Les institutions internationales sont de plus en plus nombreuses à reconnaître la contribution de la diaspora congolaise au processus de paix en RDC. Comme la RDC était une colonie belge, de nombreux Congolais fuyant leur pays ont choisi de s’installer en Belgique. Les premiers Congolais à émigrer en Belgique, avant les années 1990, provenaient généralement de l’élite et envisageaient d’y étudier puis de retourner dans leur pays d’origine où ils pourraient occuper des positions importantes. Les femmes qui composaient ce flux migratoire étaient soit des étudiantes elles-mêmes, soit des relations familiales des étudiants qui migraient. La plupart d’entre elles avaient une bonne instruction et nombre d’entre elles ont mis sur pied des organisations en Belgique. Avec la dégradation des conditions économiques et politiques en RDC, peu de femmes ont finalement décidé d’y retourner, alors qu’elles étaient plus nombreuses encore à quitter la RDC à la recherche de meilleures conditions de sécurité et de meilleures opportunités. Aujourd’hui, le nombre de demandeurs d’asile originaires de RDC demeure assez élevé et comprend à peu près autant de femmes que d’hommes. La migration d’étudiants congolais reste également élevée et comprend une forte proportion de femmes par rapport aux autres pays africains.

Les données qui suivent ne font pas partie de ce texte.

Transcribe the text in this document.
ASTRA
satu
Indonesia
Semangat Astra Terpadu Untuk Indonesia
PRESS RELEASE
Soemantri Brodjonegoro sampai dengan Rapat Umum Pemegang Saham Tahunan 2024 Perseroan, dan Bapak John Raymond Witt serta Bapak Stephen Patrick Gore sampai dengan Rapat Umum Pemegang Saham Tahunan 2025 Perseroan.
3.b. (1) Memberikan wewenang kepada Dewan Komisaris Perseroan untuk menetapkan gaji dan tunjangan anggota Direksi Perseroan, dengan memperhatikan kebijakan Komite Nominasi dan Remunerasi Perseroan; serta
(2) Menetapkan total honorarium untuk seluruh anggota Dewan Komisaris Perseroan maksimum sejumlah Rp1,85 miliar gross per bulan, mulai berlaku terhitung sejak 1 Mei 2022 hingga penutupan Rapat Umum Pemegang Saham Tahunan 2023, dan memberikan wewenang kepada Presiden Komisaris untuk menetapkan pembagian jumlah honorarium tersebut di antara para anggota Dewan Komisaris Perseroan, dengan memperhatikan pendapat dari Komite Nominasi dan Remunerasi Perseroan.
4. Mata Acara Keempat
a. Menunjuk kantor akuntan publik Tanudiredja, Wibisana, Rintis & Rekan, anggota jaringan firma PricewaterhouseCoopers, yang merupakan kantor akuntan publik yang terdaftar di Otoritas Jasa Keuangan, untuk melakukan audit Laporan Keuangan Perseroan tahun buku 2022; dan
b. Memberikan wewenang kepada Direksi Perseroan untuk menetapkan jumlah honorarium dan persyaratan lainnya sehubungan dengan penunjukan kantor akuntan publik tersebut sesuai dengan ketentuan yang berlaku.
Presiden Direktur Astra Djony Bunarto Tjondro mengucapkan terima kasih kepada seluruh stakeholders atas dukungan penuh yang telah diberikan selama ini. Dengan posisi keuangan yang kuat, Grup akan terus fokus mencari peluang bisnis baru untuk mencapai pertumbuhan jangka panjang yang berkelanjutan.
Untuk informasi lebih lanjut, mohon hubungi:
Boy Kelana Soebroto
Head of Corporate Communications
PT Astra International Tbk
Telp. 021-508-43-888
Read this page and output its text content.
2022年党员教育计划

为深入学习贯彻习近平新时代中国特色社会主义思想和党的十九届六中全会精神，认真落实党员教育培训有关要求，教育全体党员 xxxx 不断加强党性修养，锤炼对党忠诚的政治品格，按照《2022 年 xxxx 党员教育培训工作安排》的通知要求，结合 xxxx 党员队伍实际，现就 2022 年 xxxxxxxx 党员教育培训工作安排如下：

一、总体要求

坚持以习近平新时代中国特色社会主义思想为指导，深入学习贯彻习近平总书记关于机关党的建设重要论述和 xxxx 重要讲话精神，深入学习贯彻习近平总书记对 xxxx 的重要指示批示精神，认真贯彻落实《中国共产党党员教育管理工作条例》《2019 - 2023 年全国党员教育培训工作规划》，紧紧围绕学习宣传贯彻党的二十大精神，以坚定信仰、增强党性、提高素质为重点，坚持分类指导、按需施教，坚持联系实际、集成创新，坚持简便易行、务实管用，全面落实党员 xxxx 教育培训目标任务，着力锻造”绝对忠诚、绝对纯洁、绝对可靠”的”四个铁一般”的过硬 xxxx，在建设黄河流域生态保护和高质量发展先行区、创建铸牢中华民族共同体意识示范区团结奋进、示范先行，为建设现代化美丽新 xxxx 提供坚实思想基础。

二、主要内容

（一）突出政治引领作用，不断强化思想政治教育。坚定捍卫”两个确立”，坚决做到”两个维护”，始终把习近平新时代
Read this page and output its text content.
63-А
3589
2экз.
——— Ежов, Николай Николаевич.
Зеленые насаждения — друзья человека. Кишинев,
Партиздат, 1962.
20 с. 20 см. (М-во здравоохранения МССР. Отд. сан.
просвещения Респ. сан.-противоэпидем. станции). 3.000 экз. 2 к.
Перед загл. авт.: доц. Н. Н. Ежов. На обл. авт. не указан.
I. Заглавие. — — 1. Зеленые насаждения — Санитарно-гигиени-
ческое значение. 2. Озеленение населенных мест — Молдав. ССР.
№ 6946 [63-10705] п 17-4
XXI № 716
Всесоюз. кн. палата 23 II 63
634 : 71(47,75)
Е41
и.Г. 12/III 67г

Comme en RDC, la mobilisation politique des Congolaises en Belgique semble être fortement dissociée de celle des hommes. Les violences sexuelles subies par les femmes en RDC se sont révélées être un important facteur de mobilisation pour les Congolaises ; parmi les centaines d’organisations congolaises en Belgique, les organisations de femmes ont tendance à être plus actives et plus nombreuses que celles des hommes. Parmi ces organisations, AMUKA (« Réveille-toi » en swahili) et AFEDE1 (Action des femmes pour le développement) ont pour principale mission de soutenir les femmes de RDC qui sont victimes de violences sexuelles et d’autres formes de discrimination, et de sensibiliser l’opinion à ce sujet. FIREFEC2 (Forum interrégional des femmes congolaises) est une autre organisation dynamique, composée de femmes issues des quatre coins de la RDC et qui apportent leur soutien à une toute aussi grande variété de femmes en RDC afin d’améliorer leur condition sociale, économique et politique. Enfin et surtout, CPPS – Caravane pour la paix et la solidarité – travaille principalement pour l’intégration à la société belge des Congolaises issues de la diaspora et pour la construction de liens sociaux transnationaux avec les femmes de RDC. Certaines initiatives revêtent un caractère plus individuel, telles que le projet photographique « Tambeya mama! Marche mama! », financé par l’ONG Impact Sud.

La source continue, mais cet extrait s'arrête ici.